Atahualpa, desde sus aposentos en la llaqta de Cajamarca, celebraba
los contundentes triunfos de sus tropas en el sur. Considerándose invencible, aquellos días de noviembre de
1532, permitió que unos extranjeros barbudos, que llegaron por las costas de Tumbes, ingresaran a la sierra
norte y se entrevistaran con él: eran los españoles. En los Baños de Pultumarca, fue el primer encuentro entre
hispanos y el nuevo Inca. Hernando Pizarro convenció a Atahualpa para asistir a una comida y entrevista con su
hermano Francisco Pizarro, prometiendo devolver los bienes que habían tomado sin
autorización.
El 16 de noviembre de 1532 el Inca asistió a la plaza de Cajamarca
acompañado por un impresionante cortejo de 8 mil personas, pero sólo con 200 guerreros con porras y sogas para
matar a los barbudos que insolentemente se hacían pasar por enviados del dios Wiracocha y partidarios de
Huáscar. Al atardecer de aquel día, en la plaza, el sacerdote español Vicente Valverde le exigió al Inca su
conversión a la religión católica y sus sometimiento a la autoridad del Rey de España. Atahualpa rechazó aquel
"requerimiento" por lo que las fuerzas invasoras atacaron sorpresivamente con armas de fuego, caballos y
espadas. Ocurrió una horrenda masacre que ocasionó al menos 4000 muertos, en medio de la cual el Inca fue
secuestrado y llevado al Amaruhuasi, donde soportaría un cautiverio de ocho meses.

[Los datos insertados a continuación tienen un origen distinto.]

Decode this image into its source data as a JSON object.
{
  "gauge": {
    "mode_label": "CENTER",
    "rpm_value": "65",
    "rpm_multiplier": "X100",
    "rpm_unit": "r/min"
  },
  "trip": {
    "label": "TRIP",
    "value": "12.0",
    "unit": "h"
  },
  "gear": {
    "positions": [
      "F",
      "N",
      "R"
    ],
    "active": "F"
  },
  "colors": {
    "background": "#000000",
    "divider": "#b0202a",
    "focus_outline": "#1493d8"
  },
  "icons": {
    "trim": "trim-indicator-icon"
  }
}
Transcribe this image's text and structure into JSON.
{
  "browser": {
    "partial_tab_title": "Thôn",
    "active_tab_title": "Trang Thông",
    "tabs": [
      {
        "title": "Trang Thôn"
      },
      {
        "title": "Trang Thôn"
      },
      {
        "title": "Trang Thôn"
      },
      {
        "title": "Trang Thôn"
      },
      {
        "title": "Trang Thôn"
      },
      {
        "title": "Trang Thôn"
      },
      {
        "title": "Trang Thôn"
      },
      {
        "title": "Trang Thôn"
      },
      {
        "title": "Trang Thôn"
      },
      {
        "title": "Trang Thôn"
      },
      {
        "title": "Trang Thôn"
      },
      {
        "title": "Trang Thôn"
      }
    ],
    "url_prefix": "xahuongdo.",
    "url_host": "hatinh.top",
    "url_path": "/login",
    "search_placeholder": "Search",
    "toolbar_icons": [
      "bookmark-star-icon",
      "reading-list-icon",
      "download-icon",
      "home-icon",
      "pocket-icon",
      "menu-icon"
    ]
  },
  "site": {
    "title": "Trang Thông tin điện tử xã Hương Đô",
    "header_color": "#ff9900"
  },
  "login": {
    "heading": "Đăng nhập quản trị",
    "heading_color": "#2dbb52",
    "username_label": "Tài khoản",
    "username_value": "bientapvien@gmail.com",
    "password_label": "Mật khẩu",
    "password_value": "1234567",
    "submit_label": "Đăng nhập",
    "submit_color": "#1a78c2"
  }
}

Al conocer la avidez de los
extranjeros por los metales preciosos, el Inca ofreció un fabuloso rescate de un cuarto lleno de oro y dos de
plata, por su vida y libertad. Muchas llaqtas(ciudades), templos y palacios del Tahuantinsuyo fueron
dilapidados para cumplir con el acuerdo; sin embargo los españoles se repartieron el botín y prepararon la
muerte del Inca. Las instigaciones de Diego de Almagro, el indio Felipillo y el cura Vicente Valverde
consiguieron la sentencia de muerte para el Inca. Los cargos contra él no consideraron los usos y costumbres
andinos; en realidad fueron pretextos para eliminarlo rápidamente.
Fue el 26 de julio de 1533,
en la Plaza de Cajamarca, cuando el Inca fue preparado para la hoguera. Antes de consumarse la condena,
Atahualpa aceptó bautizarse para que le cambien la pena y no convertirse en cenizas, pues esto le
imposibilitaba convertirse en mallqui, y significaba morir definitivamente. El frayle Valverde lo bautizó
en el acto con el nombre de Francisco, en honor a su padrino, el jefe de los invasores. Luego de la
ceremonia el Inca fue estrangulado y su cuerpo enterrado en la capilla de Cajamarca. Los españoles
reconocieron como nuevo soberano a un joven noble huascarista llamado Túpac Huallpa, para avanzar junto a
él rumbo a la capital del rico Tahuantinsuyo, el Cusco.